Plug-in vehicles get cleaner as the electricity supply gets cleaner. To maximize reductions in carbon pollution—while moving us off oil—the U.S. should continue to clean up the grid as we put plug-in vehicles on the road. Both take time but we can do these activities in parallel. Plug-in vehicles will not replace the on-road fleet of vehicle overnight. Even if we reach President Obama’s achievable goal of putting 1 million plug-in vehicles on the road by 2015 and continue to ramp up, electric vehicles will be less than 10 percent of the on-road fleet in 2025. Because cars last a long time, it can take roughly 15 years for new technologies to penetrate the entire on-road fleet. For plug-in vehicles the timeline may be even longer because switching to electric-drive is a big step for consumers away from the petroleum internal combustion engine vehicles that have been around for 100 years.

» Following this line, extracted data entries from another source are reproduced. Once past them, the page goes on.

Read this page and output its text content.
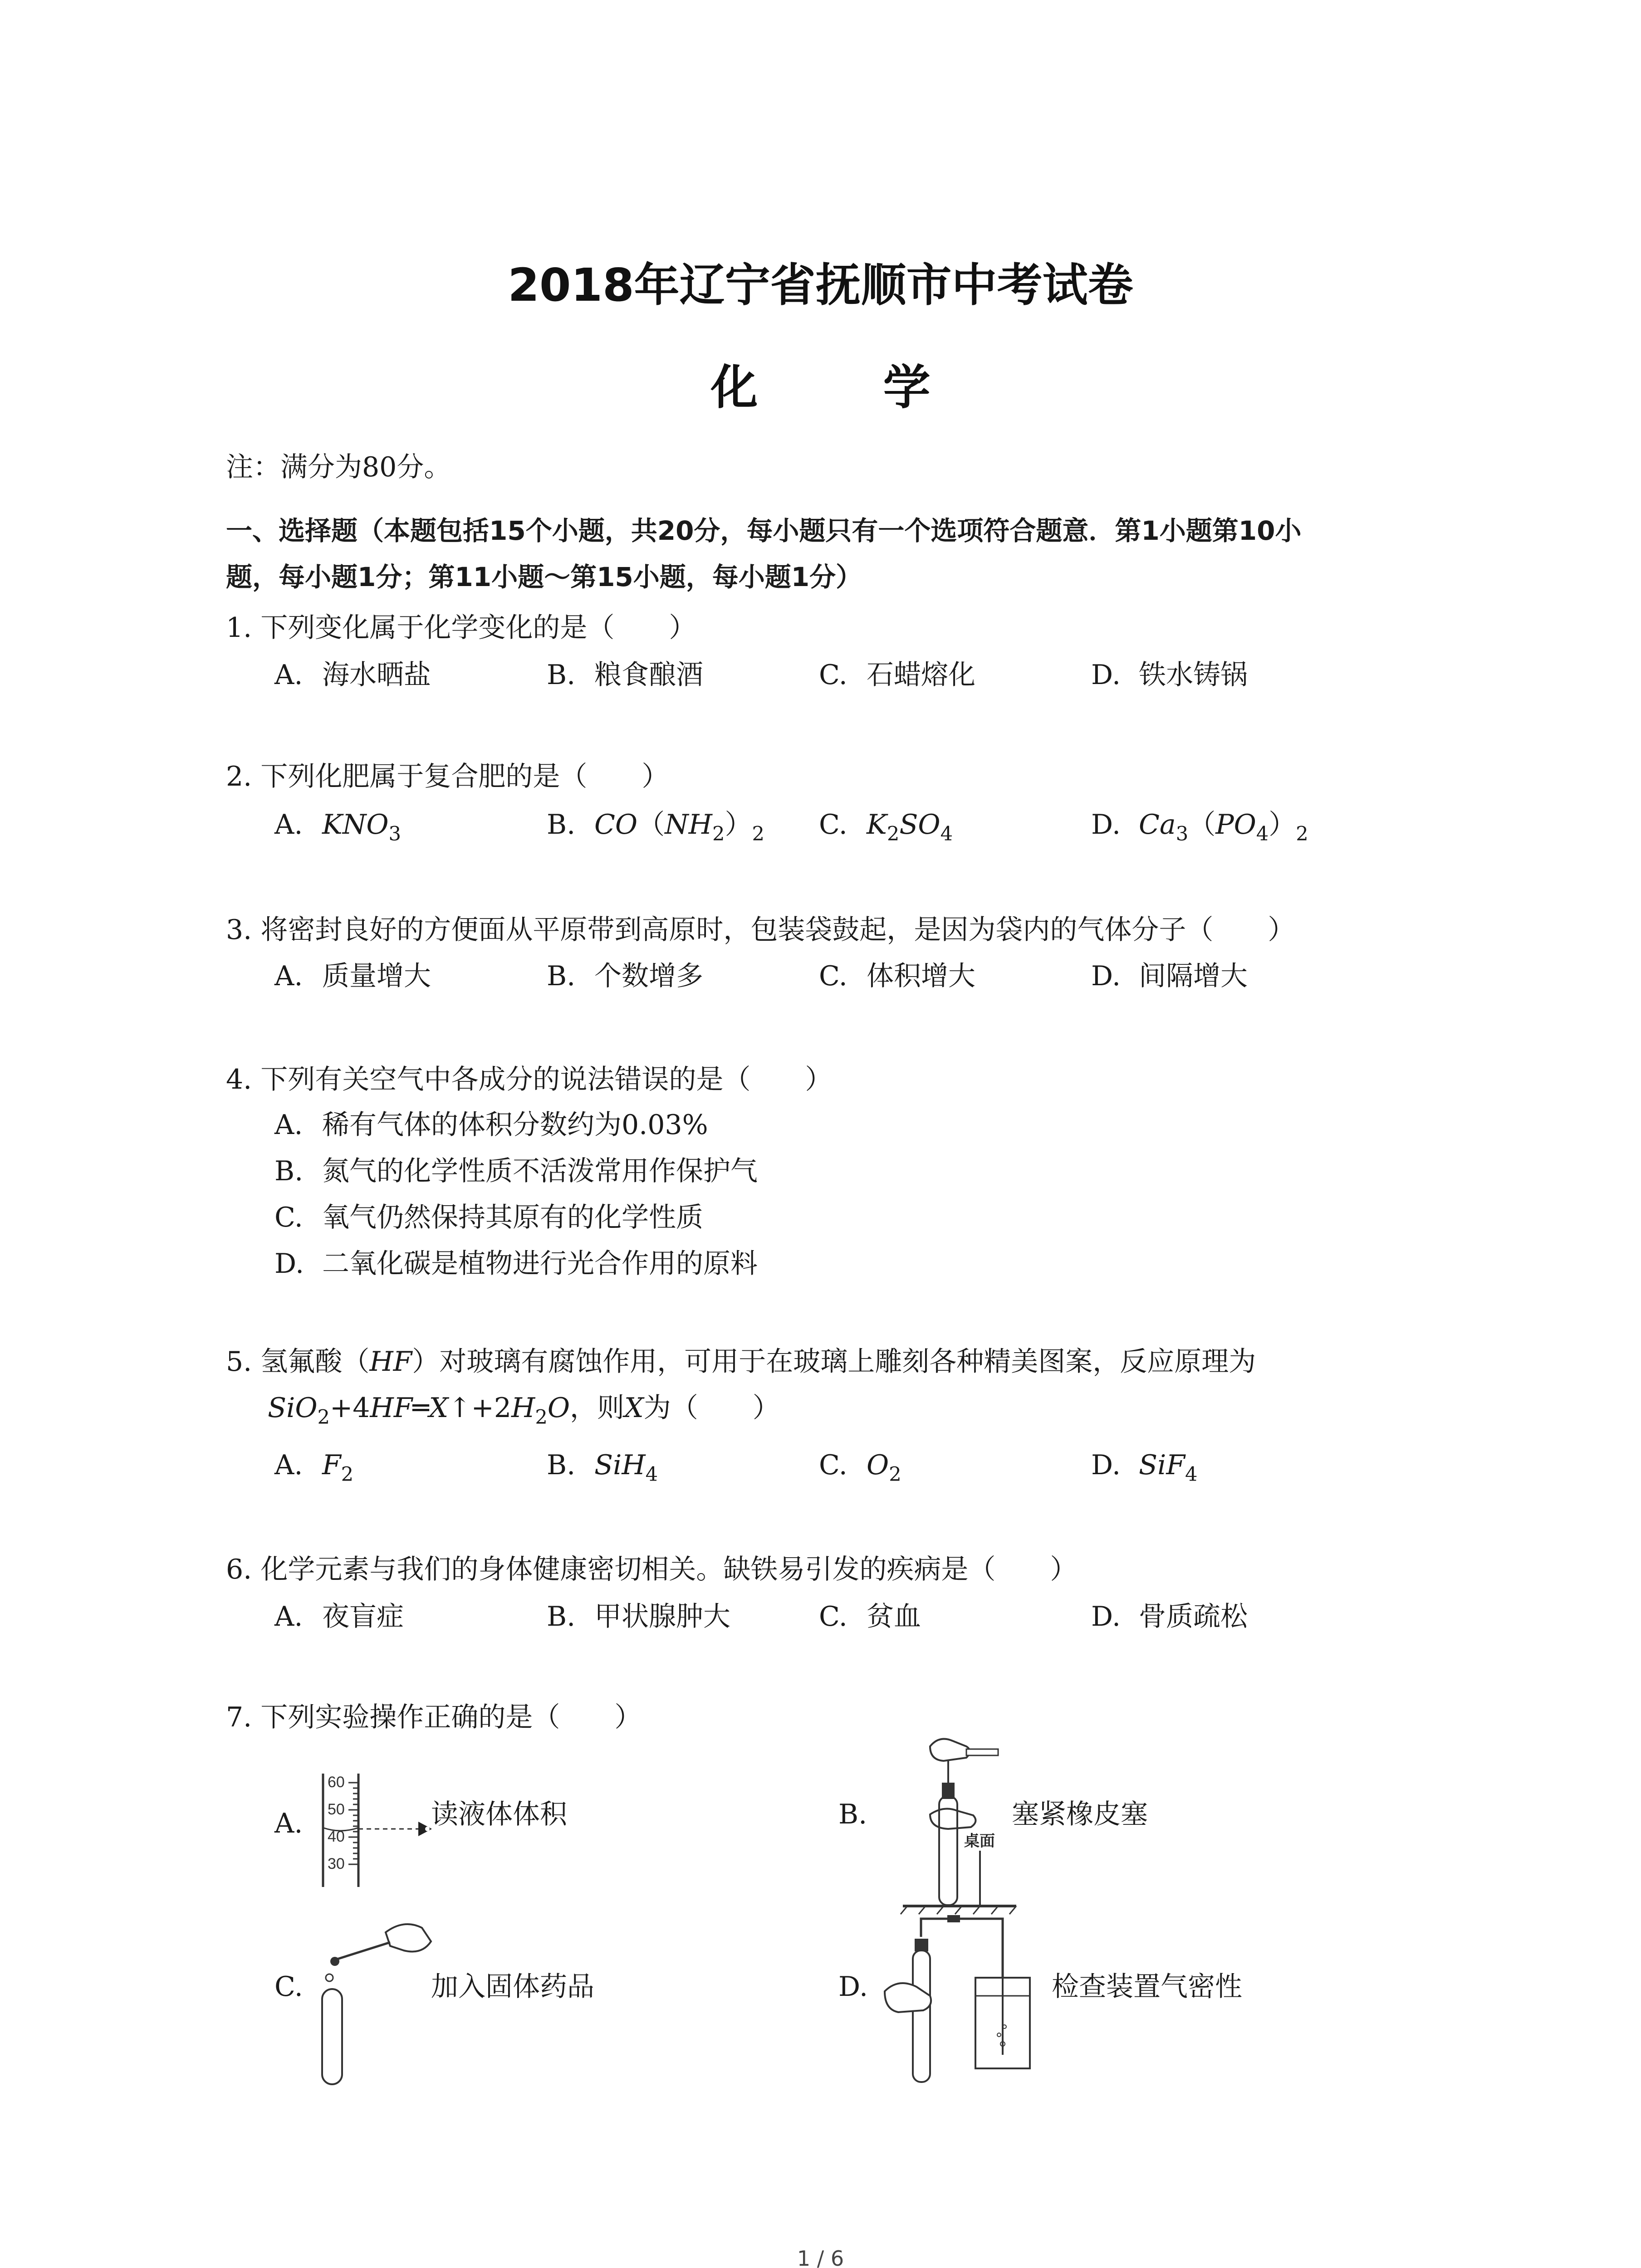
2018年辽宁省抚顺市中考试卷
化 学
注：满分为80分。
一、选择题（本题包括15个小题，共20分，每小题只有一个选项符合题意．第1小题第10小
题，每小题1分；第11小题～第15小题，每小题1分）
1. 下列变化属于化学变化的是（　　）
A. 海水晒盐	B. 粮食酿酒	C. 石蜡熔化	D. 铁水铸锅
2. 下列化肥属于复合肥的是（　　）
A. $KNO_3$	B. $CO(NH_2)_2$ C. $K_2SO_4$	D. $Ca_3(PO_4)_2$
3. 将密封良好的方便面从平原带到高原时，包装袋鼓起，是因为袋内的气体分子（　　）
A. 质量增大	B. 个数增多	C. 体积增大	D. 间隔增大
4. 下列有关空气中各成分的说法错误的是（　　）
A. 稀有气体的体积分数约为0.03%
B. 氮气的化学性质不活泼常用作保护气
C. 氧气仍然保持其原有的化学性质
D. 二氧化碳是植物进行光合作用的原料
5. 氢氟酸（HF）对玻璃有腐蚀作用，可用于在玻璃上雕刻各种精美图案，反应原理为
$SiO_2+4HF═X↑+2H_2O$，则X为（　　）
A. $F_2$	B. SiH$_4$	C. $O_2$	D. SiF$_4$
6. 化学元素与我们的身体健康密切相关。缺铁易引发的疾病是（　　）
A. 夜盲症	B. 甲状腺肿大	C. 贫血	D. 骨质疏松
7. 下列实验操作正确的是（　　）
A.
60
50
40
30
读液体体积	B.
桌面
塞紧橡皮塞
C.	加入固体药品	D.	检查装置气密性
1 / 6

Plug-in vehicle incentives and other targeted government policies can play an important role in ensuring that we one day reach the of goal truly green car fleet. Incentives help drive early volumes that spur battery and vehicle system innovation and cut costs.

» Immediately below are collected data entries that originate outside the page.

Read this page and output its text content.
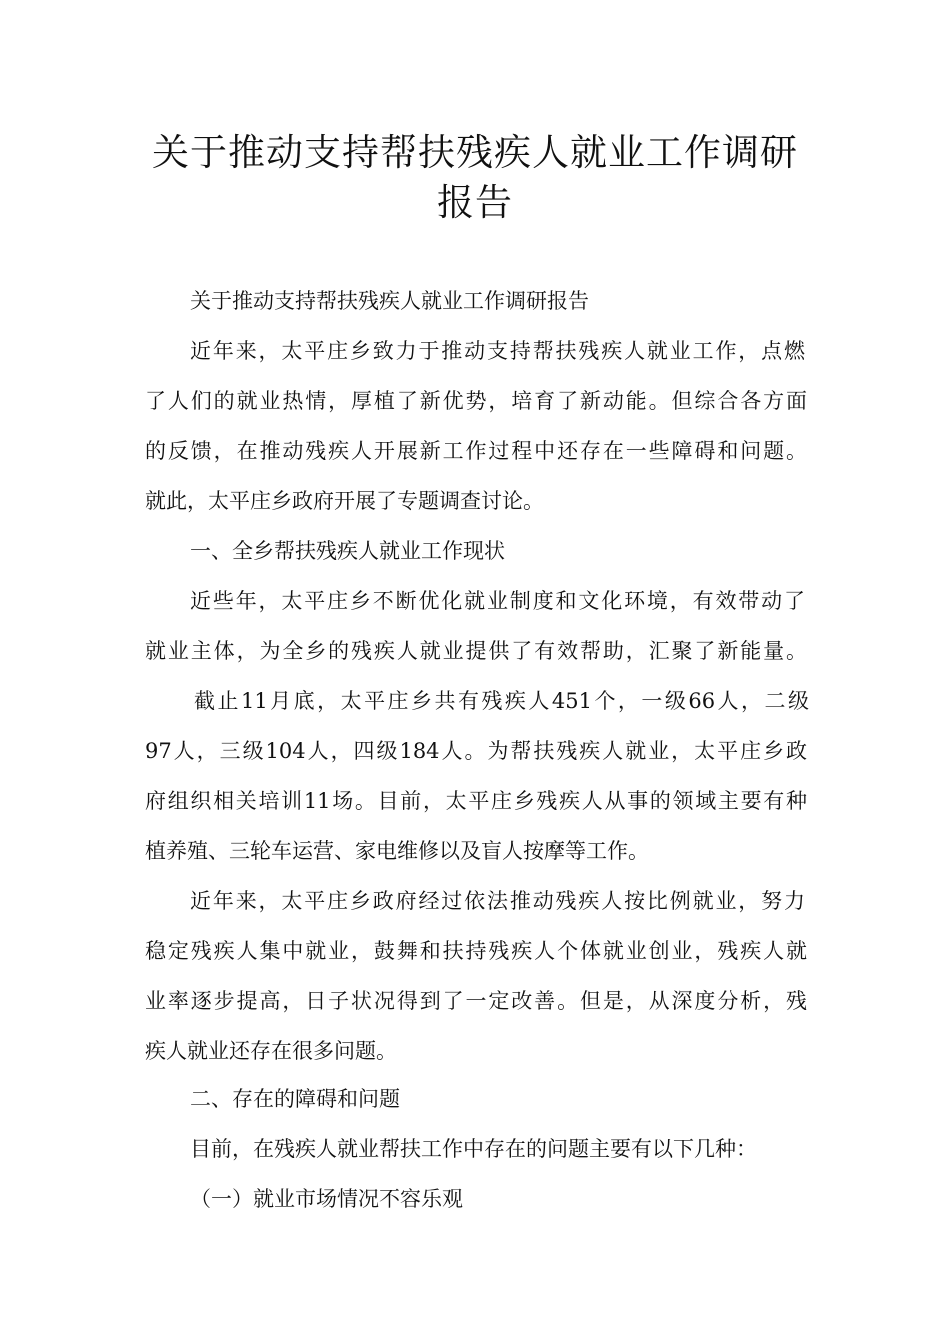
关于推动支持帮扶残疾人就业工作调研
报告

关于推动支持帮扶残疾人就业工作调研报告

近年来，太平庄乡致力于推动支持帮扶残疾人就业工作，点燃

了人们的就业热情，厚植了新优势，培育了新动能。但综合各方面

的反馈，在推动残疾人开展新工作过程中还存在一些障碍和问题。

就此，太平庄乡政府开展了专题调查讨论。

一、全乡帮扶残疾人就业工作现状

近些年，太平庄乡不断优化就业制度和文化环境，有效带动了

就业主体，为全乡的残疾人就业提供了有效帮助，汇聚了新能量。

截止11月底，太平庄乡共有残疾人451个，一级66人，二级

97人，三级104人，四级184人。为帮扶残疾人就业，太平庄乡政

府组织相关培训11场。目前，太平庄乡残疾人从事的领域主要有种

植养殖、三轮车运营、家电维修以及盲人按摩等工作。

近年来，太平庄乡政府经过依法推动残疾人按比例就业，努力

稳定残疾人集中就业，鼓舞和扶持残疾人个体就业创业，残疾人就

业率逐步提高，日子状况得到了一定改善。但是，从深度分析，残

疾人就业还存在很多问题。

二、存在的障碍和问题

目前，在残疾人就业帮扶工作中存在的问题主要有以下几种：

（一）就业市场情况不容乐观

Third, advanced biofuels can provide significant environmental benefits and we should shift our policies to promote these truly sustainable fuels. If done right, biofuels could cut carbon pollution dramatically. According to EPA, reductions of 60 percent or more compared to gasoline are achievable. My NRDC colleagues Nathanael Greene and Sasha Lyutse have commented extensively on ways to put biofuels on a green path including the adoption of a Green Biofuels Tax Credit that would replace supports on established corn ethanol.

Analogous to vehicles, the fuels market should be driven by a technology-neutral performance standard such as the low carbon fuel standard (LCFS) that exists in California and is in development by 11 states in the Northeast and Mid-Atlantic region. The standard establishes a gradual trajectory to shift from petroleum transportation fuels to low carbon alternatives such as advanced biofuels and electricity.

In many ways, we are on the right road to greening our vehicles. We are improving vehicle standards and we know many of the policy tools that can move our transportation system away from oil to a cleaner, more diversified mix of fuels. It’s time to shift the policies into high gear. Let’s put American ingenuity to work by raising fuel economy to 60 mpg and setting national performance standards that promote low-carbon fuels. We can all benefit from more green choices.